The Real Thing is itself finely crafted, clever and funny; it holds our attention but doesn’t involve our emotions. Protagonist Henry has the opposite problem in the play he is trying to write for Annie: he finds himself blocked by his feelings.
Director Max Webster keeps the production in period and, with Peter McKintosh’s panelled blue set and Richard Howell’s lighting, emphasises the play’s theatricality, a new room created by the choreographed rearrangement of furniture that sometimes edges on street dance, simple lowering in of a differently shaded lamp or a change in the height of the rectangle of light that mirror that on the stage below it, while downstage centre, a record player sits on the floor throughout.
James McArdle’s Henry seems a man trying to live up to his own self-importance, becoming increasingly vulnerable despite his pretensions. Bel Powley’s emotive, sometimes shrill Annie is against stability and is delightfully comic when, with Rilwan Abiola Owokoniran as fellow actor Billy, they turn a rehearsal of a scene from Ford’s ’Tis Pity She’s Whore into comic flirtation though their closeness, if purely Platonic.

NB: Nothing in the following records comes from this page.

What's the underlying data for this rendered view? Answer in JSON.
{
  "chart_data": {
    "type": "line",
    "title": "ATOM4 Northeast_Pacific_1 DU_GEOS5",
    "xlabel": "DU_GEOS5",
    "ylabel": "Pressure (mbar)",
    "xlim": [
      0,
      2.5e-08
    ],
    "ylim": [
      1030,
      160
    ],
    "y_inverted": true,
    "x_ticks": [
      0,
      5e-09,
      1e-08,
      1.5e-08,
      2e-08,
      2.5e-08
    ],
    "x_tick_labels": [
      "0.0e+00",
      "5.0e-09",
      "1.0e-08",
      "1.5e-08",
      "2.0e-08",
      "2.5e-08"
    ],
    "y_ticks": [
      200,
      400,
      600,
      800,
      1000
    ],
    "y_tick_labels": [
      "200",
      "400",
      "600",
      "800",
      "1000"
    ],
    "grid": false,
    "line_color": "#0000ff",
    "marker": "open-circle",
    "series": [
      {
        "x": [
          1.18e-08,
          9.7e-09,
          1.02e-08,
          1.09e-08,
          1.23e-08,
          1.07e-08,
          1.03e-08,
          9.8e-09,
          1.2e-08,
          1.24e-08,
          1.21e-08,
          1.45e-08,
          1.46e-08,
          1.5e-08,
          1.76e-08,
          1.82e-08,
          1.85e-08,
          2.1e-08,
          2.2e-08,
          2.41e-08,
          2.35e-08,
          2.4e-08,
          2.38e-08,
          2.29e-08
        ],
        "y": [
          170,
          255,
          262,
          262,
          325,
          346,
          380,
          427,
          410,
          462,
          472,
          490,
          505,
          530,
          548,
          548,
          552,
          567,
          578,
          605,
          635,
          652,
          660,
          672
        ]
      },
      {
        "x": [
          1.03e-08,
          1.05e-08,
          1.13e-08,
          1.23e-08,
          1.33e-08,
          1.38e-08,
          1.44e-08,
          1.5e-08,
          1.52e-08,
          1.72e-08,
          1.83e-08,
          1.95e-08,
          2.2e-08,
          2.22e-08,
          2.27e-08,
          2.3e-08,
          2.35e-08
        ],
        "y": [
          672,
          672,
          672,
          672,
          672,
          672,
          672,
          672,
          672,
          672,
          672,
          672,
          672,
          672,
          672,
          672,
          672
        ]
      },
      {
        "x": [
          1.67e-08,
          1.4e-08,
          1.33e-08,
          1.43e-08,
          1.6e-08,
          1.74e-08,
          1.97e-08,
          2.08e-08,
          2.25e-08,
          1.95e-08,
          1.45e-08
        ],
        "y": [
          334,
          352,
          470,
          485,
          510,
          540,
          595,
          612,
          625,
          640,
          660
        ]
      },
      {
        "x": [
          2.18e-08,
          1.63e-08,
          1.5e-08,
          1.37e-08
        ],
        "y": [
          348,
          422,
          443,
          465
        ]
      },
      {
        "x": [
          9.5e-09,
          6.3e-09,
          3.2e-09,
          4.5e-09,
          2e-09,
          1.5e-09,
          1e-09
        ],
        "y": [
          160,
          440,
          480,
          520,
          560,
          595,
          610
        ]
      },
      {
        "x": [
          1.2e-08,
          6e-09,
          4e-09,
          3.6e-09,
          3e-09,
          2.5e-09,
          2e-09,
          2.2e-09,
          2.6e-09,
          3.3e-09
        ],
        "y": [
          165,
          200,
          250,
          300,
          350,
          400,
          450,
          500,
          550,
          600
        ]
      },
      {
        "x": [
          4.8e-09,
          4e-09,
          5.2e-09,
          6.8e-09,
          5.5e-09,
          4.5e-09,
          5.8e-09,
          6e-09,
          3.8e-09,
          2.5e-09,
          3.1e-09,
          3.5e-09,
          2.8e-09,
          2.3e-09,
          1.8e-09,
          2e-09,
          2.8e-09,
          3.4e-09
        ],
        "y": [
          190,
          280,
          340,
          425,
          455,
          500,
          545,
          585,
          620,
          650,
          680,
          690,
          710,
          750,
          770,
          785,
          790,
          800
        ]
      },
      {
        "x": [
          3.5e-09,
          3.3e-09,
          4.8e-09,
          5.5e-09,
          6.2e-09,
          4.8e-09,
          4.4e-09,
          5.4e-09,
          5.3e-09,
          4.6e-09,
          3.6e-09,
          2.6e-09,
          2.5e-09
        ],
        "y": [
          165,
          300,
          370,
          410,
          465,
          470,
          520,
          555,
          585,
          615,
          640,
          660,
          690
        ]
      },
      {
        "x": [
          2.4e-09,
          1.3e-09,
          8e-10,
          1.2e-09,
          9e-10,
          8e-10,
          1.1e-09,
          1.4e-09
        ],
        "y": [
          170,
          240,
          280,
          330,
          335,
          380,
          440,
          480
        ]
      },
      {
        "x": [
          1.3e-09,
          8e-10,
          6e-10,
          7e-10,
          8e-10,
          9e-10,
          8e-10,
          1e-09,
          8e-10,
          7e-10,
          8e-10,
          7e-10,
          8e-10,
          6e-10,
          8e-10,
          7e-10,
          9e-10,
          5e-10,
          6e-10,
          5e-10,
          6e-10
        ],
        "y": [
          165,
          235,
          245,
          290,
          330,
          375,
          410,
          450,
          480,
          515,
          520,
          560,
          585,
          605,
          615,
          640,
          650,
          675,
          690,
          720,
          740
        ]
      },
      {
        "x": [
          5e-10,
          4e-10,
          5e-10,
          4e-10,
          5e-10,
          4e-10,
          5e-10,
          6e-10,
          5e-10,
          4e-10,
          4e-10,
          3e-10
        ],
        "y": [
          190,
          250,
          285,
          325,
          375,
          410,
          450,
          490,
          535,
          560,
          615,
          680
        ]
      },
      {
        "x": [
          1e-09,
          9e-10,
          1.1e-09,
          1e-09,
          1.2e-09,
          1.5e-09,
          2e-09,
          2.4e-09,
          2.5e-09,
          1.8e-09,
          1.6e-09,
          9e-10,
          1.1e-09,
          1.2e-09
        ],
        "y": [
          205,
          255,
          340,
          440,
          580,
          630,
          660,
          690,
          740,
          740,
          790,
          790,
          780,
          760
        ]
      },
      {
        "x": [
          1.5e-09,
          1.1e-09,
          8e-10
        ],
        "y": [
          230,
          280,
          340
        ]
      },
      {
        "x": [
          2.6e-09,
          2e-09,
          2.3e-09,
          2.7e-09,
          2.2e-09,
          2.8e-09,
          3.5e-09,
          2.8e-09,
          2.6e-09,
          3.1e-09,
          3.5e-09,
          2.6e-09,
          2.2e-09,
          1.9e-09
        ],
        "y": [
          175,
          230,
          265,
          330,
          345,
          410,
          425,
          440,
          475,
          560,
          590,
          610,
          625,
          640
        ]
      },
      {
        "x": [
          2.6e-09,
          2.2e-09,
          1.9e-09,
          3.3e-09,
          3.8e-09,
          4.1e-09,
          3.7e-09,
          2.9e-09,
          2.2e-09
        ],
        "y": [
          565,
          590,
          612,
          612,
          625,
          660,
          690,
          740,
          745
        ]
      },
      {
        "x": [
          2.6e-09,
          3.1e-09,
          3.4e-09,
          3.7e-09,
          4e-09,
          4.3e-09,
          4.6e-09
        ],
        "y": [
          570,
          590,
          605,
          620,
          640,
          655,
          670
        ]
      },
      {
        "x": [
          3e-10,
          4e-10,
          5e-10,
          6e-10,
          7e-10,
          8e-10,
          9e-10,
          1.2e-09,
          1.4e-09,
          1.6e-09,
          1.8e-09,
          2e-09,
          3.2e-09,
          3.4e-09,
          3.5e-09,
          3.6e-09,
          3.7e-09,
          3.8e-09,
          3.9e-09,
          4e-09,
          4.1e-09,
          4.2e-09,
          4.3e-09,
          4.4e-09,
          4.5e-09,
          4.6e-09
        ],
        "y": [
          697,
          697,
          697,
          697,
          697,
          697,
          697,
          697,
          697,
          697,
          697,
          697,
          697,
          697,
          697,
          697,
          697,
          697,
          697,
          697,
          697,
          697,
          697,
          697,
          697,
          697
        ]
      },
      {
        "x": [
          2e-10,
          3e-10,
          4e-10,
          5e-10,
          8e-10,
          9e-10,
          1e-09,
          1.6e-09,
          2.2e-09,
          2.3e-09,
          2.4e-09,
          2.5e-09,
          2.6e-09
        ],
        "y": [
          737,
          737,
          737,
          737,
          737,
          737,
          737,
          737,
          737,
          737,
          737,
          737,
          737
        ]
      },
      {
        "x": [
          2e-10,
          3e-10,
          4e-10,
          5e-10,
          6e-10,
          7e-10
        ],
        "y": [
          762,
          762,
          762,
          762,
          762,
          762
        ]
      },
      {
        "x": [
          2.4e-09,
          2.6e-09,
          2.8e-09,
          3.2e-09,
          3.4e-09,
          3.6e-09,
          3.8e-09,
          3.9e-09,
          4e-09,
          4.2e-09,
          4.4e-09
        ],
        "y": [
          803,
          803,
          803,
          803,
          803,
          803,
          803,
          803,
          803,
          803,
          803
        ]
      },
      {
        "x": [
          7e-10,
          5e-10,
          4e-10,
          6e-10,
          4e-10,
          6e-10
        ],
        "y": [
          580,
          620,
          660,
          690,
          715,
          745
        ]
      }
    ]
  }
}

Strong performances from Oliver Johnstone and Susan Wokoma as Max and Charlotte kick things off well, and they clearly distinguish their actors acting in the first scene from their characters in real life. Karise Hansen, in a brief scene as Charlotte and Henry’s daughter Debbie, counters his romanticism by declaring that marriage is a form of colonisation, and Jack Ambrose as Brodie (let out of prison) does little but turn them all against him.
It’s a stylish production, strongly acted, but it doesn’t find anything new to say.